Library of Congress staff routed the questions by e-mail and later by Web forms, and answers came back the same way.

In the second phase, which began last June, request management software routed the queries posed to librarians at 16 participating libraries. Questions and answers remained in a library's queue on the central server, and e-mail messages notified libraries of the waiting material.

The final pilot began in November, using Remedy Help Desk from Remedy Corp. of Mountain View, Calif., as the request manager for submitting and routing questions.

An unanswered question

Remedy Help Desk resides in Washington on a Sun Microsystems Inc. server running Solaris. The help desk software was reconfigured for the project, and its scalability will be tested as the project ramps up. About 600 libraries will participate by year's end. Most have agreed to refer 10 CDRS requests per week, but that volume will increase as librarians become more familiar with the system.

CDRS so far is a shoestring operation using donated services and products, Kresh said. The question of how to finance a production system remains unanswered.

Participating libraries fill out an online profile of their expertise in 28 fields and their hours of operation.

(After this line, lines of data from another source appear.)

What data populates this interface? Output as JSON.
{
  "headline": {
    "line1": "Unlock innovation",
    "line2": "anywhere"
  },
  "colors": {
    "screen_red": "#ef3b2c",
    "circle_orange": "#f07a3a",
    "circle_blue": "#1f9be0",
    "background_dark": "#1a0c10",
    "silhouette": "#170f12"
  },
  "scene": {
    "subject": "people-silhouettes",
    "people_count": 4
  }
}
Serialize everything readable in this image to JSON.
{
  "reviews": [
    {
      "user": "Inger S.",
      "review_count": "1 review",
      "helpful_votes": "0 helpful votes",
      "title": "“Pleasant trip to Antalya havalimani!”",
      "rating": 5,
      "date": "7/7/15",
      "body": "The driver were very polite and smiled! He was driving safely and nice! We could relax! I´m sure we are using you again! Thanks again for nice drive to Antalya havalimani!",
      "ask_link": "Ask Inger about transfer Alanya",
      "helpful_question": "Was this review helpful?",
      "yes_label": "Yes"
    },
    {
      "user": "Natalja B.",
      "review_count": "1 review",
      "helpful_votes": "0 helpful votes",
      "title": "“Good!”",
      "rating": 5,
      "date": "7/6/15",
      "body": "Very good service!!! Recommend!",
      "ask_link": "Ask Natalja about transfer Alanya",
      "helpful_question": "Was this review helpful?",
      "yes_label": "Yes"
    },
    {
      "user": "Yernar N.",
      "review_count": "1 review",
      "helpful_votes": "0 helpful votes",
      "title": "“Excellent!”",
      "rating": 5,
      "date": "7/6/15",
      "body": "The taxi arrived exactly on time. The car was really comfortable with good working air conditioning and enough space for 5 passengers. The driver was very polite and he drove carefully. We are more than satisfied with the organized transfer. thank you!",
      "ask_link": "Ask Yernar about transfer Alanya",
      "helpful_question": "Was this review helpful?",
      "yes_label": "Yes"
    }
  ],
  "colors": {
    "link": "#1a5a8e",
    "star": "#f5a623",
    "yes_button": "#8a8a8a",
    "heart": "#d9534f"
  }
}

The Library of Congress staff manually enters the profiles into a Sybase Inc. database management system.

The Remedy request manager accesses the Sybase database to make routing decisions.

The Online Computer Library Center of Dublin, Ohio, is developing a new profile database for CDRS, and it also is working on a knowledge base of automatic answers to common questions.

The librarians need little training, Kresh said, but the system is a bit kludgy in its present form. Phrasing a query that Remedy understands well enough for proper routing takes patience, she said. Even phrasing the query so that the expert doing the research at the other end will understand can be tricky.

Take, for instance, the question, 'Can birds fly?' Most but not all of them can. But what if the patron's real question is about whether he can take a pet canary on an airplane?

'We're thinking about opening up a chat function' so that librarians can discuss and clarify the questions, Kresh said.